The Pentagon Wants to Stop Enemies From 'Poisoning' AI
The Defense Advanced Research Projects Agency is looking to defend machine learning tools against outside manipulation.
The Pentagon’s research arm is working to stop digital adversaries from tricking federal artificial intelligence systems into doing their bidding.
Broadly speaking, machine learning tools learn by finding relationships within training data and applying that knowledge to real-life situations. In a perfect world, this approach lets the system accurately interpret new information, but bad actors can manipulate the process to sway its decisions in their favor.
Through the Guaranteeing AI Robustness against Deception program, the Defense Advanced Research Projects Agency aims to bolster the tech’s defenses against outside attacks.
“The growing sophistication and ubiquity of ML components in advanced systems dramatically ... increases opportunities for new, potentially unidentified vulnerabilities,” DARPA officials wrote in a solicitation published Thursday. “The field now appears increasingly pessimistic, sensing that developing effective ML defenses may prove significantly more difficult than designing new attacks, leaving advanced systems vulnerable and exposed.”
Among the most common techniques for corrupting AI are so-called poisoning attacks, in which adversaries feed the tool rigged training data to alter its decisions.
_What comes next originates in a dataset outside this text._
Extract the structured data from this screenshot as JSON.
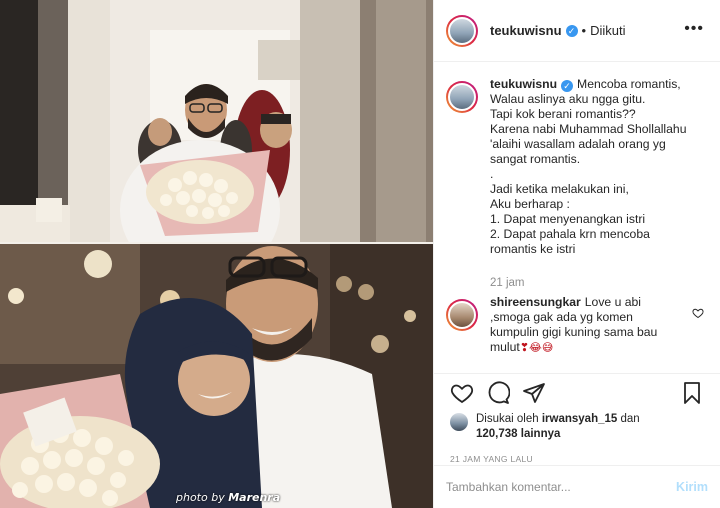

Bad actors can also use inference attacks to figure out what data was used to train existing tools—and thus how they can be manipulated.
Groups selected for the program would create a way to assess how vulnerable machine learning tools are to these and other types of attacks, and determine how to shore up their defenses. They would also develop algorithms that predict how susceptible a tool is to manipulation, and detect when and how it could be compromised.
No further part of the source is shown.